It’s been a rough couple of years for Cenovus Energy Inc. (TSX:CVE)(NYSE:CVE) and its shareholders. Even before the price of oil collapsed, the company was having difficulties at its Foster Creek operation, eroding the company’s profitability. And the oil price decline has only added to the company’s pain.
To put this in proper perspective, since mid-February 2013, Cenovus shares are down by about 25%. Meanwhile, the iShares S&P/TSX Capped Energy ETF (TSX:XEG) has declined by only 8% over that same time. And large rivals such as Suncor Energy Inc. and Imperial Oil Limited have seen their shares rise.
On Thursday, the news only got worse. The company reported a net loss of 62 cents per share for the fourth quarter of 2014, or 78 cents on an adjusted basis. Cash flow from operations more than halved.
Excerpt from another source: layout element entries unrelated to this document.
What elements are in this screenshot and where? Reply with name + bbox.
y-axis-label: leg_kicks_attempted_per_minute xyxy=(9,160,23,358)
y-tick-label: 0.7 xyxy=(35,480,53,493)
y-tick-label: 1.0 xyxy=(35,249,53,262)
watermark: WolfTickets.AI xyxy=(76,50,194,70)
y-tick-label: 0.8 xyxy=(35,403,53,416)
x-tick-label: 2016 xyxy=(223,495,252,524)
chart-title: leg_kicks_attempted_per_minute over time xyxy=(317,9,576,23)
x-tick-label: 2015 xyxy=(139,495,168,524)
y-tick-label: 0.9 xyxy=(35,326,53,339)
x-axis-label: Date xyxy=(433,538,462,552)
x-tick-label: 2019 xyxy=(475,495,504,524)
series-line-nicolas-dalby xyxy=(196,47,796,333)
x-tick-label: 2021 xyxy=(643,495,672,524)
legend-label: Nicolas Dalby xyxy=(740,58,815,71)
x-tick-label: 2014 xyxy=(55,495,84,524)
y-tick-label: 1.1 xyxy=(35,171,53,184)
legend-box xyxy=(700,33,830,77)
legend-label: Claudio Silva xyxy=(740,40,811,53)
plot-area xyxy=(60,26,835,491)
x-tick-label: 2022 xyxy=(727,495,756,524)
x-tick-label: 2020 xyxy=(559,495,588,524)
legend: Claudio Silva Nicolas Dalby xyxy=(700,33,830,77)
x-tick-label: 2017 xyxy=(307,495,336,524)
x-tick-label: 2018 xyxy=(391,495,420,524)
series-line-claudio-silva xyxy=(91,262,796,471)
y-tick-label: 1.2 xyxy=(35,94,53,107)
And this was despite a 14.5% increase in production.
In response, Cenovus said it would cut 15% of its workforce, freeze pay raises, and cut discretionary spending. This comes off the back of two previous cuts to its 2015 capital budget.
The investment community is clearly not impressed — the stock is down by more than 1% on a day when crude prices are increasing. At this point, it’s safe to say no one wants to own this stock anymore. But has that created an opportunity? After all, there are some things to really like about Cenovus. Below we take a look.
A low-cost producer
In today’s oil price environment, it’s extremely important to have low costs. And Cenovus has some of the lowest-cost operations in the Canadian energy sector. The most recent results offered us yet another reminder of this.
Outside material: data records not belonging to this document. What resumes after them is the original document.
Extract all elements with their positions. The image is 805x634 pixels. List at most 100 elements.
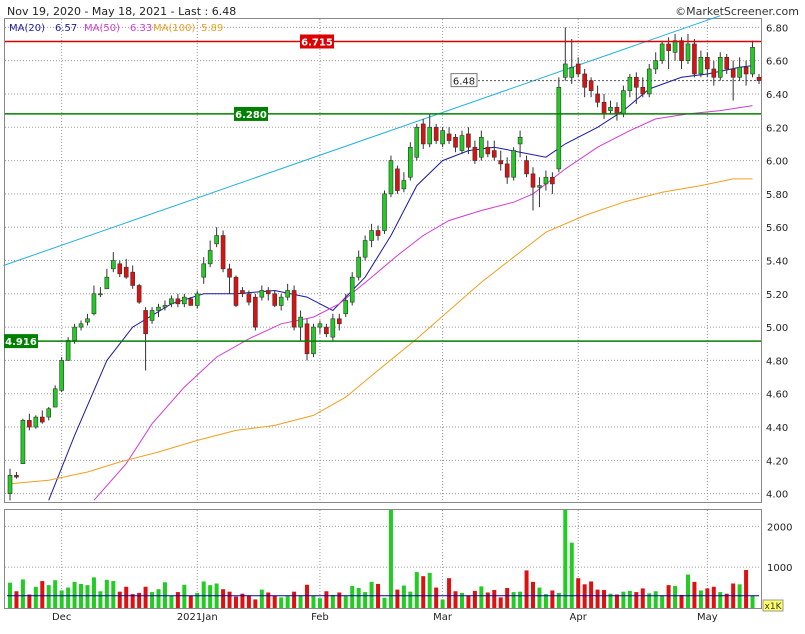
candle-body	[427, 126, 432, 145]
volume-bar	[382, 597, 387, 608]
candle	[272, 290, 278, 308]
candle	[362, 235, 368, 261]
candle-body	[453, 136, 458, 148]
candle-body	[227, 268, 232, 278]
volume-bars	[7, 510, 759, 608]
candle-body	[640, 86, 646, 95]
candle-body	[504, 163, 510, 178]
candle-body	[304, 323, 310, 355]
volume-bar	[369, 581, 374, 608]
candle	[349, 272, 355, 306]
candle-body	[33, 416, 39, 428]
candle-body	[440, 130, 445, 145]
candle	[46, 407, 52, 421]
volume-tick-label: 1000	[767, 563, 792, 574]
volume-bar	[447, 578, 452, 608]
candle	[646, 63, 652, 98]
volume-bar	[104, 579, 109, 608]
candle-body	[169, 298, 174, 305]
candle	[608, 100, 613, 114]
price-tick-label: 4.60	[766, 390, 788, 401]
candle	[433, 123, 439, 144]
volume-bar	[324, 591, 329, 608]
candle	[446, 127, 452, 144]
candle-body	[356, 256, 361, 278]
volume-bar	[195, 592, 200, 608]
candle-body	[72, 326, 77, 341]
candle	[227, 263, 232, 294]
volume-bar	[595, 589, 600, 608]
candle-body	[414, 126, 420, 158]
candle-body	[337, 318, 342, 325]
volume-bar	[182, 584, 187, 608]
volume-bar	[343, 596, 348, 608]
candle	[408, 142, 413, 181]
candle	[52, 385, 58, 408]
volume-bar	[543, 594, 548, 608]
volume-bar	[569, 542, 574, 608]
candle	[259, 285, 265, 301]
candle-body	[265, 290, 271, 295]
candle-body	[91, 293, 97, 315]
volume-bar	[556, 592, 561, 608]
volume-bar	[408, 591, 413, 608]
volume-bar	[305, 584, 310, 608]
volume-bar	[285, 596, 290, 608]
volume-bar	[531, 581, 536, 608]
price-tick-label: 6.20	[766, 123, 788, 134]
candle	[550, 172, 555, 194]
candle-body	[330, 318, 336, 338]
candle	[78, 320, 84, 331]
volume-bar	[414, 572, 419, 608]
volume-bar	[162, 582, 167, 608]
time-tick-label: Feb	[311, 612, 329, 623]
candle	[207, 240, 213, 268]
candle	[278, 293, 284, 311]
volume-bar	[440, 599, 445, 608]
candle-body	[653, 60, 658, 70]
volume-bar	[40, 581, 45, 608]
candle-body	[14, 475, 19, 478]
price-tick-label: 5.00	[766, 323, 788, 334]
support-level-tag	[234, 106, 268, 121]
candle-body	[375, 230, 381, 236]
candle	[724, 53, 730, 74]
candle-body	[575, 63, 581, 75]
candle-body	[543, 176, 549, 185]
candle-body	[608, 106, 613, 111]
candle	[39, 410, 45, 424]
volume-bar	[233, 596, 238, 608]
candle-body	[259, 290, 265, 298]
volume-bar	[272, 595, 277, 608]
candle	[194, 290, 200, 309]
volume-bar	[175, 592, 180, 608]
candle	[188, 297, 194, 306]
volume-bar	[156, 589, 161, 608]
volume-bar	[627, 590, 632, 608]
volume-bar	[66, 587, 71, 608]
volume-bar	[330, 594, 335, 608]
volume-bar	[679, 594, 684, 608]
volume-bar	[227, 591, 232, 608]
candle	[253, 293, 258, 331]
volume-bar	[350, 585, 355, 608]
candle	[291, 285, 297, 331]
candle	[104, 268, 110, 290]
candle-body	[214, 235, 219, 245]
candle	[640, 77, 646, 98]
time-tick-label: 2021Jan	[177, 612, 218, 623]
candle	[382, 190, 387, 234]
volume-bar	[356, 587, 361, 608]
candle-body	[692, 43, 697, 75]
price-tick-label: 6.60	[766, 57, 788, 68]
volume-bar	[401, 585, 406, 608]
candle	[246, 290, 252, 306]
candle-body	[511, 150, 516, 178]
candle-body	[98, 293, 103, 296]
candle	[672, 33, 678, 61]
candle-body	[621, 90, 626, 115]
volume-bar	[589, 581, 594, 608]
candle-body	[272, 293, 278, 306]
candle	[285, 283, 290, 301]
In 2014, operating costs at Foster Creek, which accounted for 30% of oil production, came in at just $16.55 per barrel. And operating costs at Christina Lake, which accounted for 35% of production, were a miniscule $11.20 per barrel. Cenovus’s remaining production came from conventional wells, where operating costs totaled $18.81 per barrel.
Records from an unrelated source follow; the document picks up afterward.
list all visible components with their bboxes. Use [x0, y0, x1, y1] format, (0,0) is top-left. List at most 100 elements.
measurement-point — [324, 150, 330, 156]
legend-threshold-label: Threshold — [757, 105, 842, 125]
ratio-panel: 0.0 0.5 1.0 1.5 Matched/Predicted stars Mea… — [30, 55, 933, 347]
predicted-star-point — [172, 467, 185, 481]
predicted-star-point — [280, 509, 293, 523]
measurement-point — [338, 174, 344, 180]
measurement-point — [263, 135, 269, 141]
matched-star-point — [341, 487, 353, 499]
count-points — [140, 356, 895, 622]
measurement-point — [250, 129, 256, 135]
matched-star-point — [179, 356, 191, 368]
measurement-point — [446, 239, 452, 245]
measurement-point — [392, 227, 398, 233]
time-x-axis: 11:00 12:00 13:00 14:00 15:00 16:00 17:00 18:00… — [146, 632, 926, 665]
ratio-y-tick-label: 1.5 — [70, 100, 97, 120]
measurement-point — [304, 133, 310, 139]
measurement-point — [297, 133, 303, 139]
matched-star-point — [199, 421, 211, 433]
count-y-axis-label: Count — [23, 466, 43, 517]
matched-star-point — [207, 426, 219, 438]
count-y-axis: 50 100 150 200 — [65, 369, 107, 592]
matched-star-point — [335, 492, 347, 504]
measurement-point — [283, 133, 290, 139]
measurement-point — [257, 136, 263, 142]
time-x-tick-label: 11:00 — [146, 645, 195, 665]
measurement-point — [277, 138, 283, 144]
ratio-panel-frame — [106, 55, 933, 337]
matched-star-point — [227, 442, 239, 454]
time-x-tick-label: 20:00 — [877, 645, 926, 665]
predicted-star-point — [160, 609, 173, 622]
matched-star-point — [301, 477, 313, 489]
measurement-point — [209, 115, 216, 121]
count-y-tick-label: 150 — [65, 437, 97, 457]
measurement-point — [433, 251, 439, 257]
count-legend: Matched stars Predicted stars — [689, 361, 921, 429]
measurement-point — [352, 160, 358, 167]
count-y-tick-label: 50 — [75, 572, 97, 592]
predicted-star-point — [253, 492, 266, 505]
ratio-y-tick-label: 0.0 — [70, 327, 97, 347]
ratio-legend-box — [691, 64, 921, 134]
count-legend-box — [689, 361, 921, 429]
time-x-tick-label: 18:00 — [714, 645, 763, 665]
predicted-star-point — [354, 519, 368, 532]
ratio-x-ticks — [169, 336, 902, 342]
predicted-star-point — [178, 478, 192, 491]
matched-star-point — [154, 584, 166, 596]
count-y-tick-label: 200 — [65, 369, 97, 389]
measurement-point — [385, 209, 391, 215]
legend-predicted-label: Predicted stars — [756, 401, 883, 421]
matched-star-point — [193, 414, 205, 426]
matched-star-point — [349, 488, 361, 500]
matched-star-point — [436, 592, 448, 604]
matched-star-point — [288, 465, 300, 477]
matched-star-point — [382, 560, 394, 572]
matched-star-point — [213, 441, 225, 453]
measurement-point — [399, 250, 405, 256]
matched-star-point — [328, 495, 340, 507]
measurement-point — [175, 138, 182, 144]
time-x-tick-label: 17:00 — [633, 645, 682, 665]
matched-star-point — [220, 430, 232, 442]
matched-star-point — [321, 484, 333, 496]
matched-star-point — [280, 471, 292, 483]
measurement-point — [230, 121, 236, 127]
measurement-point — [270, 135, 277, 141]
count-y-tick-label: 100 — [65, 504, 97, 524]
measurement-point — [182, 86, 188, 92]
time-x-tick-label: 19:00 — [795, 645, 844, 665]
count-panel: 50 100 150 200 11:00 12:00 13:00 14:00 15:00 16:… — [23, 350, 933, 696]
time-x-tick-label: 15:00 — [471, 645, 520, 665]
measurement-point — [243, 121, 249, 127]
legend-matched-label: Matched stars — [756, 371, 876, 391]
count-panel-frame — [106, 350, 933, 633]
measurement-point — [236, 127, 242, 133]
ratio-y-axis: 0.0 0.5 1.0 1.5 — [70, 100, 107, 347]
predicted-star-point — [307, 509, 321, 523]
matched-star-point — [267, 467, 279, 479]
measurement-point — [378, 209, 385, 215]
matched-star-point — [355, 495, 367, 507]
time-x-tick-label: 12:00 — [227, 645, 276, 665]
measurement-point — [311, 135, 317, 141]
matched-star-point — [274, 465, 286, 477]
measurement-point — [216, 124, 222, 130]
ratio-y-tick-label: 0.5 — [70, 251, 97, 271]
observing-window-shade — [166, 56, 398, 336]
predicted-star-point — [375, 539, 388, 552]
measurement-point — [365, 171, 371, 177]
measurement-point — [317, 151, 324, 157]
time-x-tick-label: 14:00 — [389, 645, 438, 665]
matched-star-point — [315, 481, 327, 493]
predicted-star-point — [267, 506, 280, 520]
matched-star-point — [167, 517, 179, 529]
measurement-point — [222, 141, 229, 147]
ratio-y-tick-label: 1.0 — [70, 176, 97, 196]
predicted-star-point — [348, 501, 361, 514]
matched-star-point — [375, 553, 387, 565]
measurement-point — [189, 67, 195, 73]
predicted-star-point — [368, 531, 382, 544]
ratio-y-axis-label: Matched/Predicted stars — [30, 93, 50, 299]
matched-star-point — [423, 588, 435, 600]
And thanks to these low-cost operations, Cenovus should continue generating positive cash flow while growing production, even in today’s oil price environment.
A strong balance sheet
If you look at which companies have suffered the most in today’s environment, it’s the heavily indebted ones. Luckily, Cenovus is not one of those companies. To illustrate, its net debt totaled just 31% of total capitalization, as of the end of last year. So the dividend (which yields over 4%) is in no real danger of being cut.
So is this a bet worth making?
If you’re looking to make a bet on Canadian oil, Cenovus is an excellent option. It has low-cost operations, growing production, a strong balance sheet, and a nice dividend. Better yet, its stock price has taken a beating over the last couple of years, and no one seems to want the shares anymore. That may have created an opportunity for the rest of us.